Caso Giovani. “É impossível um inspetor lembrar-se de algo que aconteceu há dois anos”

“Quem passa à escrita os factos é quem conduz a investigação e não quem participa numa ou duas diligências”, diz antigo inspetor da PJ.

O antigo inspetor da Polícia Judiciária (PJ) Carlos Anjos não estranha que um colega não se recorde com precisão das palavras que lhe foram transmitidas, mas os interrogatórios feitos pela PJ a seguir à morte do jovem cabo-verdiano Luís Giovani Rodrigues referem que se terá “desorientado e caiu” na madrugada dos acontecimentos, segundo informação veiculada esta segunda-feira no julgamento que tem vindo a decorrer em Bragança, cidade onde o rapaz estudava Design de Jogos Digitais no instituto politécnico.

No entanto, segundo a agência Lusa, o inspetor que testemunhou ontem declarou que já não se lembra se foi “caiu” ou “tropeçou” a palavra que lhe disseram. “Quem se pronuncia sobre factos concretos é quem faz a investigação e estes estão escritos. É impossível um inspetor lembrar-se de algo que aconteceu há dois anos”, garante ao i o antigo inspetor da PJ Carlos Anjos.

O facto de o profissional ter recorrido ao termo “tropeçou” causou estranheza ao juiz-presidente do coletivo que está a julgar o caso, de acordo com a Lusa, pois corresponde àquele que os amigos e a parte que representa Giovani passaram a usar no julgamento, que arrancou no passado mês de fevereiro. A necessidade de conhecer a palavra afigura-se particularmente importante no processo em que está em causa se o jovem de 21 anos morreu de uma queda ou de agressão numa altercação, na madrugada de 21 de dezembro de 2019.

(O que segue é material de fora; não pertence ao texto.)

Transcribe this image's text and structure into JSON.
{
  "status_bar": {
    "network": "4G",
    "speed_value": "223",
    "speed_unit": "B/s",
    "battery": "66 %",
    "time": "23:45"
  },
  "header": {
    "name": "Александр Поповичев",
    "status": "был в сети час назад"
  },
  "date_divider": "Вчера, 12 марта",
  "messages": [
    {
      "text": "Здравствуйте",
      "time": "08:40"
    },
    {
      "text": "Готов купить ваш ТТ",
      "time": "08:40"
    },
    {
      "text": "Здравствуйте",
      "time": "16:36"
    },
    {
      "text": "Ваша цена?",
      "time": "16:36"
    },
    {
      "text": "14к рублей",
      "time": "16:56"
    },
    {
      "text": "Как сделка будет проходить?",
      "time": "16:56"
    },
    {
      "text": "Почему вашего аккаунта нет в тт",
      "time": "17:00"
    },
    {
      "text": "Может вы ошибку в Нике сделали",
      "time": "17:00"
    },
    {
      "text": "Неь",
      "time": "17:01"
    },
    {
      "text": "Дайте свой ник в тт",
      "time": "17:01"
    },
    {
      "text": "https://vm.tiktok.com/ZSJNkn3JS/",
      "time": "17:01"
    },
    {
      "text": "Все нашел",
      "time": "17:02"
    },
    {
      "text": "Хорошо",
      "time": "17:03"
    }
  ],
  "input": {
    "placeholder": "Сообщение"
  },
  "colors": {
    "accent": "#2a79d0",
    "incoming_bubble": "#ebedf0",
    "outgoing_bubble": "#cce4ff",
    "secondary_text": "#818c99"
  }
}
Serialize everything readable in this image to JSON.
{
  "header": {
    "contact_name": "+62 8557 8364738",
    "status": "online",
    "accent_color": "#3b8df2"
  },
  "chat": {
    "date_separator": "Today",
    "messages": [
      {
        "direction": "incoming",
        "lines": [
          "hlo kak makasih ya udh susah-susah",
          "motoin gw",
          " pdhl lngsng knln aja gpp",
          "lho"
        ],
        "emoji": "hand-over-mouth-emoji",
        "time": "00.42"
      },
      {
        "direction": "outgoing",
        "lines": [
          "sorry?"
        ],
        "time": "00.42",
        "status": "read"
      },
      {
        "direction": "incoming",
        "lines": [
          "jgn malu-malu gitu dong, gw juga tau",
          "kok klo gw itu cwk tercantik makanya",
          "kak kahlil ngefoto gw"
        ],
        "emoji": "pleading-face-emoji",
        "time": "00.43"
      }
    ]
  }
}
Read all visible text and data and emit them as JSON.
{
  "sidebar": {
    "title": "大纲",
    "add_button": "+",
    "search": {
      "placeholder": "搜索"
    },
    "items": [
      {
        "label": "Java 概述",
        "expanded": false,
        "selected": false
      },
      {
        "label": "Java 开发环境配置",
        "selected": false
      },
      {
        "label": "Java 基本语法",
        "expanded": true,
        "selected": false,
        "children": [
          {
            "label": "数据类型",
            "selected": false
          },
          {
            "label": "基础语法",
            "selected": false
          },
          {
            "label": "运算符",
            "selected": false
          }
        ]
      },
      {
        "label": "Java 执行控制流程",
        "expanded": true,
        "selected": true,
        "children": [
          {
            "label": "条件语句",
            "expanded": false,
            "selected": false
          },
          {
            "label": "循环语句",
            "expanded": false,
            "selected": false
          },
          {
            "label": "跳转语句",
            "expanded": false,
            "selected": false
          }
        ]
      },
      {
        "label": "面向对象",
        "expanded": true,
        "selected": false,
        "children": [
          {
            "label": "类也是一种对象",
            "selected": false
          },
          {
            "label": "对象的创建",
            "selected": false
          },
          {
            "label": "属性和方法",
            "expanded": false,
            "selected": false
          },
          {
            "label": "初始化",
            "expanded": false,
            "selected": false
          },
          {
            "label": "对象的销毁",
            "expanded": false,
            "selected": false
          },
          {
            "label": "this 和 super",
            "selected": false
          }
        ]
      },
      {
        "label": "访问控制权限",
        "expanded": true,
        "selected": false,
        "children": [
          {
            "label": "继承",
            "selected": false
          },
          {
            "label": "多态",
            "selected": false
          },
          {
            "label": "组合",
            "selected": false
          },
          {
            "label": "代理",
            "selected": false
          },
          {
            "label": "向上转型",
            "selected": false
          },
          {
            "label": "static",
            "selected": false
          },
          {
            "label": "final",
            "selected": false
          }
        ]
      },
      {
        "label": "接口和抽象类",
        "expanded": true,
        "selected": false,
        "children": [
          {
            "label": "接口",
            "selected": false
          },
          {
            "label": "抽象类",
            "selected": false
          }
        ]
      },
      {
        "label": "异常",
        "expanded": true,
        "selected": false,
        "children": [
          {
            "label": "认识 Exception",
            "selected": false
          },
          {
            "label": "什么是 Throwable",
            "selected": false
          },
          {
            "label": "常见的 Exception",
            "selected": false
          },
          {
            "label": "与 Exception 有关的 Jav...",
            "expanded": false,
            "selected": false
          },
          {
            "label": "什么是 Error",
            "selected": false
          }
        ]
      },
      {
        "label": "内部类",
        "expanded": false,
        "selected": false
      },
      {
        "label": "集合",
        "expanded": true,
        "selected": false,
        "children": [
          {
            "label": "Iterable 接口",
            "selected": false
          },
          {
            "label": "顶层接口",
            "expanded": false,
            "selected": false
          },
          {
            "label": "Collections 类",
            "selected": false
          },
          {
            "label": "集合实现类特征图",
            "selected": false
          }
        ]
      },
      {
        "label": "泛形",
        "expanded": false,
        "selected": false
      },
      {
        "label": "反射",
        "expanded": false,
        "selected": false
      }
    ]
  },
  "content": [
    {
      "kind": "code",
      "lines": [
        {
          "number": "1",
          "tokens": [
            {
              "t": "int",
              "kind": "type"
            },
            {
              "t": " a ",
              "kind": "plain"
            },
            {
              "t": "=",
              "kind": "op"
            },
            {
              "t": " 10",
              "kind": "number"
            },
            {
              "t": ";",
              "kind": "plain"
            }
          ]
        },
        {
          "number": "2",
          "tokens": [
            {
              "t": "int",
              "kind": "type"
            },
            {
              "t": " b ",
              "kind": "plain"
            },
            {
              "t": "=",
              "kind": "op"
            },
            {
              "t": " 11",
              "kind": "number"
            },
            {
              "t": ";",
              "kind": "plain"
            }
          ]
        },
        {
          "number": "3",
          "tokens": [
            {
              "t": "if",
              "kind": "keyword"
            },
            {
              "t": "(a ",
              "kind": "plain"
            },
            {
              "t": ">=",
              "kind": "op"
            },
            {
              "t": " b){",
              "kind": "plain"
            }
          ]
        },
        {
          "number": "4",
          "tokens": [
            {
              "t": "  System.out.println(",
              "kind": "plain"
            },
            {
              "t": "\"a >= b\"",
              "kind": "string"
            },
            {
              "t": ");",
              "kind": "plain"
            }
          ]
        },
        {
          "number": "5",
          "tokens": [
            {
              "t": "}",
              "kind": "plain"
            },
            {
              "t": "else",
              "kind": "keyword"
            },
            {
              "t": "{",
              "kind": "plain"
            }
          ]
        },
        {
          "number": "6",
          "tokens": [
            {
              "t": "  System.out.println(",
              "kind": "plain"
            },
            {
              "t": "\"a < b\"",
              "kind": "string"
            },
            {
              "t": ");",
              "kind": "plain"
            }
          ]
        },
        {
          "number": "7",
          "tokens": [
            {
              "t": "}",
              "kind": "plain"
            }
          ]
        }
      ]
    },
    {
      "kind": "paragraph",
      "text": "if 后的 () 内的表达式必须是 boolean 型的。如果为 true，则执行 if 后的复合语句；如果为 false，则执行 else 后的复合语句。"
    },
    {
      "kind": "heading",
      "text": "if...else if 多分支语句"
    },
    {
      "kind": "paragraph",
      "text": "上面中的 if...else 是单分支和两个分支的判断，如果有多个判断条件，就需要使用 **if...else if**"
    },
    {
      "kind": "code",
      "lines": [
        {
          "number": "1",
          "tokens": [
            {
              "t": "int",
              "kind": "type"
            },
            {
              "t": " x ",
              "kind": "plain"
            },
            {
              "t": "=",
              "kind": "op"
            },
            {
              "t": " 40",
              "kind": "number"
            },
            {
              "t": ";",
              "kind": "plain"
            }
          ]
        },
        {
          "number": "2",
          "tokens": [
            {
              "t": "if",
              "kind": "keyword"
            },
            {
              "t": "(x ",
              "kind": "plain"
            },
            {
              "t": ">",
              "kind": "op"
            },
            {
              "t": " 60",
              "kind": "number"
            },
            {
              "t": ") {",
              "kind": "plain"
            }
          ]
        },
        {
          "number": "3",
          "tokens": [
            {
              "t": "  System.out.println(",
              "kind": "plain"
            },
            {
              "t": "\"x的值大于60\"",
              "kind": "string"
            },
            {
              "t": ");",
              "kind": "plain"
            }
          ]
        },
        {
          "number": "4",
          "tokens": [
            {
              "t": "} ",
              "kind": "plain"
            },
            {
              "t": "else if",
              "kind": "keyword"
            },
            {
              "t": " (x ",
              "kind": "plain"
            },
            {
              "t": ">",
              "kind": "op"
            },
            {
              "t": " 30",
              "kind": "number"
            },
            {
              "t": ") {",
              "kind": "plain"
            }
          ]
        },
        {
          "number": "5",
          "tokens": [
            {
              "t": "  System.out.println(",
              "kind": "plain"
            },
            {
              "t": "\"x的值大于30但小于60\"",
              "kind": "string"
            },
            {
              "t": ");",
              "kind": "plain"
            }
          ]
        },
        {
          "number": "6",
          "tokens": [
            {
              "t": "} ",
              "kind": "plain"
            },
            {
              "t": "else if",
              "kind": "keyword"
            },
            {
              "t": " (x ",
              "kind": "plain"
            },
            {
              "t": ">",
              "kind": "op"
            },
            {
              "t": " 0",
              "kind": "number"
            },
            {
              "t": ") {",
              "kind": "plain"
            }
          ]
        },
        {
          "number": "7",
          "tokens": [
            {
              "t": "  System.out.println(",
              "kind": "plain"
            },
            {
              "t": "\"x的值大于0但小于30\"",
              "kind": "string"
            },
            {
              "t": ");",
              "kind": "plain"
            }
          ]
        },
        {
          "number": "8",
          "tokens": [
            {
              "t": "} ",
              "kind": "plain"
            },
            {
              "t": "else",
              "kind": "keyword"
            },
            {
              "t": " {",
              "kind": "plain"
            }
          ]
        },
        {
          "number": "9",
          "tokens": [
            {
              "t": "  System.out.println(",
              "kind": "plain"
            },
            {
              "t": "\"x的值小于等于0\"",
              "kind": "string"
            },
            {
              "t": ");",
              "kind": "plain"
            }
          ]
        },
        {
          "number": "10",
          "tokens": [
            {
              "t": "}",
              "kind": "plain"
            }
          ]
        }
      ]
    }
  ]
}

“Aquilo que é importante fica registado e quem passa à escrita os factos é quem conduz a investigação e não quem participou numa ou duas diligências”, avança, sendo que o inspetor em causa conduziu somente o início do processo. “Existe uma diferença muito grande entre as duas situações, até porque há casos que começam a ser investigados por 10 pessoas, por exemplo, e acabam com duas”, explicita o também ex-presidente da Associação Sindical dos Funcionários de Investigação Criminal.

“Não conseguimos recordar com exatidão todos os carateres de linguagem que foram utilizados em determinado momento porque lidamos com variados casos”, assegura Carlos Anjos. Como o Nascer do Sol noticiou em janeiro de 2020, o caso começou por ficar a cargo da PSP, mas foi de seguida passado para a PJ por se tratar de um homicídio.

Diferentes versões dos factos Enquanto a acusação afirma que o traumatismo na cabeça que provocou a morte a Giovani resultou de uma alegada agressão com um pau e acusou sete jovens de Bragança – com idades compreendidas entre os 24 e os 36 anos – de homicídio qualificado, a defesa dos arguidos tem-se apoiado na hipótese de o ferimento resultar de uma queda numas escadas e de ter ocorrido apenas uma rixa em que nenhum dos indivíduos tinha a intenção de assassinar o cabo-verdiano.

Esta versão consta nos documentos dos interrogatórios aos amigos que acompanhavam Giovani, feitos pela PJ, em janeiro de 2020. O MP tinha acusado sete arguidos de homicídio qualificado consumado e tentado contra Giovani Rodrigues e os três amigos cabo-verdianos que o acompanhavam na madrugada de 21 de dezembro, mas a fase de instrução alterou-os para um crime de homicídio qualificado e três de ofensas à integridade física qualificadas.

Um oitavo arguido foi acusado de favorecimento por alegadamente ter guardado a arma do crime, uma moca, contudo, em outubro do ano passado, o tribunal decidiu não o levar a julgamento.

Sabe-se que a justiça vai ouvir 50 testemunhas. Neste momento, todos os arguidos do caso Giovani estão em liberdade, mas três já estiveram em prisão preventiva no Estabelecimento Prisional de Bragança e os restantes quatro em prisão domiciliária com pulseira eletrónica.